Georgetown is the first Catholic, Jesuit university to create a disability cultural center — a rarity among colleges and universities nationwide.
The center, which grew from Georgetown’s Disability Cultural Initiative, will be located in a newly renovated space on the ground floor of New South, a residential building on Georgetown’s main campus. In addition to meeting and gathering space, the center will feature a sensory room — the first university in the Washington, DC, metropolitan area to do so — that will provide sensory tools and support for students when they are overstimulated. The spaces are anticipated to open in November.
“The Disability Cultural Center provides a home to celebrate disability pride, community and culture and generate awareness about how we can create a culture of access inside and outside of the classroom across campus,” said Amy Kenny, director of the Disability Cultural Center. “It recognizes the wonderful disability community that we have here, and this is only the beginning.”
Creating a Welcoming, Inclusive Space
Georgetown’s Disability Cultural Center will offer flexible spaces that undergraduate and graduate students can use to connect and for club meetings, programming and events. It will be located in close proximity to other student-focused centers, such as the Women’s Center, the Center for Multicultural Equity and Access, and the LGBTQ Center, a move to encourage more collaboration and intersectional approaches to serving students and their identities. The new space for all the centers, which are housed under the Office of Student Equity & Inclusion, is anticipated to open in November.
The Disability Cultural Center’s space was designed to be as functional, inclusive and accessible as possible, Kenny says, and in consultation with students. The paint colors were chosen to contrast a variety of skin tones interpreting ASL. The space’s angles and mobility were assessed to ensure accessibility. Sensory tools were selected for the sensory room to support students when they’re overstimulated.
“The sensory room helps meet the sensory access needs of our students, but it also makes a statement that our disabled students are welcome here,” Kenny said. “We want our disabled students to be a part of this community, we want you to thrive here and to find a sense of belonging. We want you to call this home.”
Zach Lee (C’25), a disability studies minor who serves on the board of the Georgetown Disability Alliance, worked with Kenny on the new space. He personally hopes to use the center as a place to connect and decompress — and hopes non-disabled students can learn more about disability culture and about this “community that may be visible or invisible to them,” as he did in his first year at Georgetown.
“Having that physical space where people can feel safe to commune, relax and express themselves however they want can show the disability culture that not many people are aware of,” Lee said. “I think the more we can get the word out, the more that culture will be able to shine on campus.”
Creating Space To Celebrate Disability Culture
In addition to a physical center, the Disability Culture Center helps students access resources and mentorship, promotes disability empowerment, culture and access through events and programming, and creates a space for students to find fellowship and support in navigating campus with disabilities.
The center, Kenny says, is a space for students to find a home and community on campus.

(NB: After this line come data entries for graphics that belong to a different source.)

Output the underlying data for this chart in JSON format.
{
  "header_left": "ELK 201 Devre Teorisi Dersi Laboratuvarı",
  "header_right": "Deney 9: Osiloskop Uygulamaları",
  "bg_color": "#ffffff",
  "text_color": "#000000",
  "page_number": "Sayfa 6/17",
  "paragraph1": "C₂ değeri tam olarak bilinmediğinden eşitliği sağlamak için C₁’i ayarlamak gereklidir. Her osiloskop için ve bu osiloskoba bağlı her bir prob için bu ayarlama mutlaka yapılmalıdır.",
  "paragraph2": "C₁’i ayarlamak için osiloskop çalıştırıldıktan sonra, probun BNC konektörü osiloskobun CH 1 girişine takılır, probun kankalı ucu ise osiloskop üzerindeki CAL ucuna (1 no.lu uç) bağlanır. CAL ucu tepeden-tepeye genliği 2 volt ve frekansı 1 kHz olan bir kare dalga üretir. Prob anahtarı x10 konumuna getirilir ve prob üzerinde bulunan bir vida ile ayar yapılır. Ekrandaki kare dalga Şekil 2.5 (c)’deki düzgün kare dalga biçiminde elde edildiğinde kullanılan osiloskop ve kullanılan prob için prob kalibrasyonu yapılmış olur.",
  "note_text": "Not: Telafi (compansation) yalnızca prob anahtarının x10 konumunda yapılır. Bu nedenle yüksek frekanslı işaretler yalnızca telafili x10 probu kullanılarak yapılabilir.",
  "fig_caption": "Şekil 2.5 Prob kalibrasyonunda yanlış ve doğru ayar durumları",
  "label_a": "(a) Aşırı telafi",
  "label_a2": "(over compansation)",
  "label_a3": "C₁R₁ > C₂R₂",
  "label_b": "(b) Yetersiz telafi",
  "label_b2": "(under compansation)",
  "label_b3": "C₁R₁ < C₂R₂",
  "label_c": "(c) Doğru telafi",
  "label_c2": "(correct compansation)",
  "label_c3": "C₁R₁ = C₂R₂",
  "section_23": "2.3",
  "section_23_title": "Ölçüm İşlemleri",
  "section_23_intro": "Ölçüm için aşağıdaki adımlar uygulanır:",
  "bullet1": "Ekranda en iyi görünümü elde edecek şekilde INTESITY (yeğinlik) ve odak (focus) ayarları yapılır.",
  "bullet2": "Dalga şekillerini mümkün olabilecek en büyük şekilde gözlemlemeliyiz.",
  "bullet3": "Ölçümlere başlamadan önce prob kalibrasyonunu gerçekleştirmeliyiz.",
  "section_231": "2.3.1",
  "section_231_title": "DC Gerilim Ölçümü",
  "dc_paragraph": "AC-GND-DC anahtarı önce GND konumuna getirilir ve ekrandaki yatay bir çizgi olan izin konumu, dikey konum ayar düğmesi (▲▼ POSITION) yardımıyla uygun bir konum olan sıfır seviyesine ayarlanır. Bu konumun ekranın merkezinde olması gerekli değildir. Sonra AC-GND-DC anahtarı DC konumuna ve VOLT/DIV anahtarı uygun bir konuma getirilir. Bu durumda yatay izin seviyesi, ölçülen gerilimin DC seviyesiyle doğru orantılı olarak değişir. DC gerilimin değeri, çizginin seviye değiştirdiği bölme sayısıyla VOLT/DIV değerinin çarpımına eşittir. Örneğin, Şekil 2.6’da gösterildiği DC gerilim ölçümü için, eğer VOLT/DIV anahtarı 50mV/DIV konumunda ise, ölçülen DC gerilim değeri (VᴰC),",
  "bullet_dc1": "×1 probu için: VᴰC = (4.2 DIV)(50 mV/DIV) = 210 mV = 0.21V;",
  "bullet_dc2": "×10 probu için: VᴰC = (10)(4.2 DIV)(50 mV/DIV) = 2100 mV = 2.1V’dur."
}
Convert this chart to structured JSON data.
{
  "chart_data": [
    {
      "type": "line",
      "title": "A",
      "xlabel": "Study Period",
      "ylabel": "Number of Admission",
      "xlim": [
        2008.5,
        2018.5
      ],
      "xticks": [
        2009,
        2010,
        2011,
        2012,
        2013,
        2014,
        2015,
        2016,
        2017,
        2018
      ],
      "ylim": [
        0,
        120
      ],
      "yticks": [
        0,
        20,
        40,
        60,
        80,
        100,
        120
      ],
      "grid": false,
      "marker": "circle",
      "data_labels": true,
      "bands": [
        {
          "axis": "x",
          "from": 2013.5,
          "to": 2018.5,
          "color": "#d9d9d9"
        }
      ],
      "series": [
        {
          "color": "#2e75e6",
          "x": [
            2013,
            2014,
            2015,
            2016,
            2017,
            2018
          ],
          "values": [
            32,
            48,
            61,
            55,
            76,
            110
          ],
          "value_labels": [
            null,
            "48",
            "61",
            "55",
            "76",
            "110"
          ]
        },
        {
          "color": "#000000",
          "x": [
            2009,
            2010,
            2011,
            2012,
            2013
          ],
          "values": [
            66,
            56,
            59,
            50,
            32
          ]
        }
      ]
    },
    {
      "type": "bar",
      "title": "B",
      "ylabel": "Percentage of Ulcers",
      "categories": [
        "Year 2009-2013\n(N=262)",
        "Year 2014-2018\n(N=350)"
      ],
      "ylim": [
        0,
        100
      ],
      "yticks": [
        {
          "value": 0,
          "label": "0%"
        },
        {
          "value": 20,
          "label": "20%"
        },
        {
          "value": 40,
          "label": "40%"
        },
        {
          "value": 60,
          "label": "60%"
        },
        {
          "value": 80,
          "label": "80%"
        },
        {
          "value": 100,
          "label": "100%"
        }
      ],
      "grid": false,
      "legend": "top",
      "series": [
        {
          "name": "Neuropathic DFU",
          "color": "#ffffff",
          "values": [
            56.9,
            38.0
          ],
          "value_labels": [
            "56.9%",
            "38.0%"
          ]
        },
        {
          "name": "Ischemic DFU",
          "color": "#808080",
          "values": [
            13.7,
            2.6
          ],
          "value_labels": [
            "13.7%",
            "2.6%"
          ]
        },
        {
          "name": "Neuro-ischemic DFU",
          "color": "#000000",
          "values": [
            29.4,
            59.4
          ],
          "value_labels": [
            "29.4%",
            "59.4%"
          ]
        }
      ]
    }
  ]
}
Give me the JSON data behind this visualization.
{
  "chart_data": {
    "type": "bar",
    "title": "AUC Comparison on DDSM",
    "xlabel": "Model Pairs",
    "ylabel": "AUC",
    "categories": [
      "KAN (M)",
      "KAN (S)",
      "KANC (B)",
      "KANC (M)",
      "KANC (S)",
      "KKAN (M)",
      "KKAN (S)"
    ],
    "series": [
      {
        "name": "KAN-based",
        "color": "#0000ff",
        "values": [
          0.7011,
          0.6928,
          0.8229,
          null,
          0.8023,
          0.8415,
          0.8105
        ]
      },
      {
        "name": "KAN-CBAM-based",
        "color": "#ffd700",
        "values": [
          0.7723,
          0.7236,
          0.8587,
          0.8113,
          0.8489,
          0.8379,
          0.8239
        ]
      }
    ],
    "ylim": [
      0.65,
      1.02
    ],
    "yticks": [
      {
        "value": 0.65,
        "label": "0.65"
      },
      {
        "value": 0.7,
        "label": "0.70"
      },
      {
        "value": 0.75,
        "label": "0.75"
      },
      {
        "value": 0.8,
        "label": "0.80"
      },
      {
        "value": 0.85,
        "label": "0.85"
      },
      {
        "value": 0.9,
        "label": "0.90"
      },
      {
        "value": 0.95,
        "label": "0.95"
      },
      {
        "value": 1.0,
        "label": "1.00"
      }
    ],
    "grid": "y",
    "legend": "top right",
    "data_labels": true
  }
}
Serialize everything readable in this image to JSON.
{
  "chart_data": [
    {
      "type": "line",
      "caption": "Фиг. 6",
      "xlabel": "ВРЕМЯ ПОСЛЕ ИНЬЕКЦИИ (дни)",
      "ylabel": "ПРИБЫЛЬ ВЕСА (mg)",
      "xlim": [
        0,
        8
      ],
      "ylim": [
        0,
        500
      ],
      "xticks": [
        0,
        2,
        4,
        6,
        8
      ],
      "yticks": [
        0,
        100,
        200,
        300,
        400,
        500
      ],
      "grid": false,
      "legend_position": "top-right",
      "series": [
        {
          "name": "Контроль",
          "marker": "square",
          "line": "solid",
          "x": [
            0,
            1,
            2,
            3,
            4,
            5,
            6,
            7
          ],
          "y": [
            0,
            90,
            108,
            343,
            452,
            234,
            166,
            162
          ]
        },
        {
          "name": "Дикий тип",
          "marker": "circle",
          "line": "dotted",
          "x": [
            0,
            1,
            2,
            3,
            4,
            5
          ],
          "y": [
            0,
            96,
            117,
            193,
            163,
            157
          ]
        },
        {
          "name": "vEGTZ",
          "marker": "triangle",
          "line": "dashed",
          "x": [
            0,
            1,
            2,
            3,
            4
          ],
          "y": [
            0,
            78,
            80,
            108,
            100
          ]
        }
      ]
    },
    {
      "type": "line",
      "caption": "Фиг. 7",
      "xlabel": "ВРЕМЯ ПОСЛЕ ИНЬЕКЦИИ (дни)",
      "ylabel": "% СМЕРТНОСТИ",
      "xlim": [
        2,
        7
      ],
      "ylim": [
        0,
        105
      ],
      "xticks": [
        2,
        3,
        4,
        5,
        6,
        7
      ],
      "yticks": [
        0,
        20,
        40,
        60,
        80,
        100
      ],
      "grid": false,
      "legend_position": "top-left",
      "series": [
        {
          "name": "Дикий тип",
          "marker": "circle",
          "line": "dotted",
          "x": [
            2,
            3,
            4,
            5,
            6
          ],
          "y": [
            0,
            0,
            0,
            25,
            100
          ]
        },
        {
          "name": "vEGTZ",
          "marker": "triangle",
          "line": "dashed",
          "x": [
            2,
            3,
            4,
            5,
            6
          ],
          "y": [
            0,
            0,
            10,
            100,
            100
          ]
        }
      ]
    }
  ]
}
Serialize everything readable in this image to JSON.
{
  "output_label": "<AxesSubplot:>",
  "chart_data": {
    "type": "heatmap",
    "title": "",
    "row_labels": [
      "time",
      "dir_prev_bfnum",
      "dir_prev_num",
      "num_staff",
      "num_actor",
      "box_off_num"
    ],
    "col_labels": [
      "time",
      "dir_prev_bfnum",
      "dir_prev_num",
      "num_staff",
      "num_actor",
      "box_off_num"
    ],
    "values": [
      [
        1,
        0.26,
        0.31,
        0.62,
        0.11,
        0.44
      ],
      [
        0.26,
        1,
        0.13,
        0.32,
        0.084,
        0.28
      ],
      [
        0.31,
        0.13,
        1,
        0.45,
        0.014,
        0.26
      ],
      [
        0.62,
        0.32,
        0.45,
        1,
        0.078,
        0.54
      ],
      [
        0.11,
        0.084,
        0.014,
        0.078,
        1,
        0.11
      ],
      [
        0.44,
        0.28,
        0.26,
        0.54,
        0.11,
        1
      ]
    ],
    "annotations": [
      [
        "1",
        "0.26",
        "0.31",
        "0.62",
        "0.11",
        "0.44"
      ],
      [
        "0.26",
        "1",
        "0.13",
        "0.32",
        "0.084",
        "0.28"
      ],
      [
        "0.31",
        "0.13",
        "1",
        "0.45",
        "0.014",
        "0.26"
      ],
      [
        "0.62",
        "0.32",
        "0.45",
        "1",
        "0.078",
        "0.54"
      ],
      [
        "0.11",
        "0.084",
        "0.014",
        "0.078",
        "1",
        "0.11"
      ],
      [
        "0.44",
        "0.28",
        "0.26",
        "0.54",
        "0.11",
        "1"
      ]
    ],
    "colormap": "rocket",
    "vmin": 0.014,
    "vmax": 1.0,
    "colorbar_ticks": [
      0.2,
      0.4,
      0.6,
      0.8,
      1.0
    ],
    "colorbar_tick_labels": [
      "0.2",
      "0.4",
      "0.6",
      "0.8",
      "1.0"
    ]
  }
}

And it’s a space that was driven by students’ advocacy over the years.
Gwyneth Murphy (SFS’23, MSFS’24), who was one of those students, experienced firsthand the challenges disabled students face in navigating higher education as a newly independent adult – and how vital a cultural space and community support is to earning that degree.
“I feel pure joy for future Hoyas with disabilities who will have much deeper community integration and cultural pride over their identities, which is a change that will deeply and directly serve them in their pursuit of higher education,” she said.
Libbie Rifkin, the founding director of the Program in Disability Studies, said the center’s creation marks a shift in the way disability is perceived.
“Disability is a dimension of human diversity worthy of celebration,” she said. “The idea of a cultural hub makes sense as it does for members of other communities.”
In collaboration with students, faculty, staff and alumni, Georgetown created the Disability Cultural Initiative in 2022 and hired Kenny as its inaugural associate director to lay the groundwork for a center.
Creating a Culture of Access
In the past year, the DCI has created events, programming and other advancements to further a culture of access, empowerment and inclusion on campus.
Last spring, the DCI hosted its first arts showcase celebrating disabilities and the arts and held an inaugural graduation ceremony, DisCo Grad, in May to recognize the disability community and the Class of 2023.
Employees also launched a Disability Employee Resource Group to cultivate a community support system and offer professional development and resources for disabled employees, and the university created an accessibility website. In collaboration with colleagues across the university, DCI has also created automated Zoom captions, accessibility features on a campus map and a method to navigate elevator outages.
This fall, the center will be hosting and collaborating on events with partners across campus, because, as Kenny says, “our disabled students are in every corner of campus.”
For the first time this year, the Cawley Career Fair will offer a quiet room for students with stimulation tools and provide resources about disability and employment there. In October, as part of Disability Cultural Month, the center will invite students to beta test its new accessibility features on Georgetown’s campus map, host its annual arts showcase, and offer other events ranging from a chaplain’s tea to a Neurodivergent Culture Club.